Langkah Redistribusi yang Dikritik! Pemberian Konsesi Tambang ke Ormas Keagamaan
Menteri Investasi/Kepala Badan Koordinasi Penanaman Modal (BKPM) Bahlil Lahadalia menegaskan bahwa keputusan pemberian konsesi tambang kepada organisasi kemasyarakatan (ormas) keagamaan tidaklah bersifat politis. Hal ini disampaikannya dalam konteks menanggapi pandangan yang meragukan tujuan dari langkah tersebut.

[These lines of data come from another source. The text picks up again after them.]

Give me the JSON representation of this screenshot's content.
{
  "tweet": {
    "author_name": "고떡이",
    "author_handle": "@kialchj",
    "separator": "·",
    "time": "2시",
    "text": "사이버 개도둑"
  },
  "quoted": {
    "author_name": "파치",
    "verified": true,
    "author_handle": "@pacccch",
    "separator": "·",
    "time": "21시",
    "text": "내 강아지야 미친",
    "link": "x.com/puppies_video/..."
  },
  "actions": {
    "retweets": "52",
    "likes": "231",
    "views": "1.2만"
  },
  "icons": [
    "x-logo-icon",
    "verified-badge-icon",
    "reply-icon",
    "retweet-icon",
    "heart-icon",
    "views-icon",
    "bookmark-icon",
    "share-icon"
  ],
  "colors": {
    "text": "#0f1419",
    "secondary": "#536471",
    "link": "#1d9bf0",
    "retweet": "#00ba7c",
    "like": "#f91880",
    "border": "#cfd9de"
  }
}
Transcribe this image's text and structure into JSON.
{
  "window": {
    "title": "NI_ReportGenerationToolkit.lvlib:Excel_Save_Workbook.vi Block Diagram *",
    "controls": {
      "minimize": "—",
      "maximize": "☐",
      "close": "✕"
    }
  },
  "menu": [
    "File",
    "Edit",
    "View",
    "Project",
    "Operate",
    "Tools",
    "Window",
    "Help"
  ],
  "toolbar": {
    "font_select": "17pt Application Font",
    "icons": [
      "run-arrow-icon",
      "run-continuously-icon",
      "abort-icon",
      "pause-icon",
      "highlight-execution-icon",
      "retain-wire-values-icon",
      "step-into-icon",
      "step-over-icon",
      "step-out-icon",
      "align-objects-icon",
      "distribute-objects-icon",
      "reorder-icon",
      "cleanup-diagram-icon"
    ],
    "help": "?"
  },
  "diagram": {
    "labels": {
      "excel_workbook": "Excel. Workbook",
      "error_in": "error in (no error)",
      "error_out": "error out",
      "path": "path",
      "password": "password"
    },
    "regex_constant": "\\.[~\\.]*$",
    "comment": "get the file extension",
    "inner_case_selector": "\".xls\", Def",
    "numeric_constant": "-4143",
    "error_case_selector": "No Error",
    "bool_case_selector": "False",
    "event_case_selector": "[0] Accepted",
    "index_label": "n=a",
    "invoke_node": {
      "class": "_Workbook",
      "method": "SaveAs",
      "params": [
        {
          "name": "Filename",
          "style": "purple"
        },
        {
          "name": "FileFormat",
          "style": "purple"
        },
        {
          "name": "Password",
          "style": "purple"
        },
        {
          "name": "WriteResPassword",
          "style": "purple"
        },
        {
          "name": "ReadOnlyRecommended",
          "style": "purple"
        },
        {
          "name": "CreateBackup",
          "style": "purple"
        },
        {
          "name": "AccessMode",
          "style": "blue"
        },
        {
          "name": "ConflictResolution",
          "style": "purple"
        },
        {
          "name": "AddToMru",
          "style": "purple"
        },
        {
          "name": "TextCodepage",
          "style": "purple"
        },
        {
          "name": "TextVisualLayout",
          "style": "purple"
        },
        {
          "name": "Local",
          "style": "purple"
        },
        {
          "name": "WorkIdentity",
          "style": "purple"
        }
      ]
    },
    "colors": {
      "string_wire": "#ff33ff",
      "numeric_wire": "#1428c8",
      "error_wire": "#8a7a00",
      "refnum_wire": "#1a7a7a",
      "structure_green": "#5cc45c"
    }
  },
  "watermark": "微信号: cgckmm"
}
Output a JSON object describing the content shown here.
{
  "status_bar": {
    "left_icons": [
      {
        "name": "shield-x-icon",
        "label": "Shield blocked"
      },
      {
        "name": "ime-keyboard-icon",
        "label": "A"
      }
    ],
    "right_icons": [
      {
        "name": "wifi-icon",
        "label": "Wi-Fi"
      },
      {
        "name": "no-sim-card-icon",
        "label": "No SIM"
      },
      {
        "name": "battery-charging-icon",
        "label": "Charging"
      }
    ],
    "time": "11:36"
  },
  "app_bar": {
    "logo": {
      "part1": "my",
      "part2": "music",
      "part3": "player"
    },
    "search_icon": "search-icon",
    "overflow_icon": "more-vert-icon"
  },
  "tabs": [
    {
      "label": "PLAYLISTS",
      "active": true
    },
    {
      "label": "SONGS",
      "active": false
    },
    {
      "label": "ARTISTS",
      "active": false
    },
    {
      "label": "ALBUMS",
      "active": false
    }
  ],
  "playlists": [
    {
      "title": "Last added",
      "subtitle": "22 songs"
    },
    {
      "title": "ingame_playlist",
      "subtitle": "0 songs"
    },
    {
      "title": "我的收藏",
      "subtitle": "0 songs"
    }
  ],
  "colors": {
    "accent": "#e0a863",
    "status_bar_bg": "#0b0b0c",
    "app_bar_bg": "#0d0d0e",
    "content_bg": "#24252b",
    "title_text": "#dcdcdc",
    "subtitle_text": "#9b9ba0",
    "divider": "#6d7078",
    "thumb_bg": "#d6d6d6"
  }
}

Menurut Bahlil, langkah ini merupakan implementasi dari Peraturan Pemerintah Nomor 25 Tahun 2024 yang bertujuan untuk memberikan kesempatan yang sama bagi pelaku usaha dalam negeri, termasuk usaha kecil, untuk berkembang. Salah satu yang telah mendapatkan izin usaha pertambangan khusus (IUPK) adalah Nahdlatul Ulama (NU), yang merupakan salah satu ormas terkemuka di Indonesia.
Bahlil mengakui bahwa sejak awal menjabat, dia sering mendapat kritik terkait pemberian konsesi tambang kepada perusahaan-perusahaan besar bahkan perusahaan asing. Namun, dia menegaskan bahwa langkah ini bukanlah untuk memihak kepada kelompok tertentu, melainkan sebagai bagian dari upaya redistribusi yang diperintahkan oleh Presiden.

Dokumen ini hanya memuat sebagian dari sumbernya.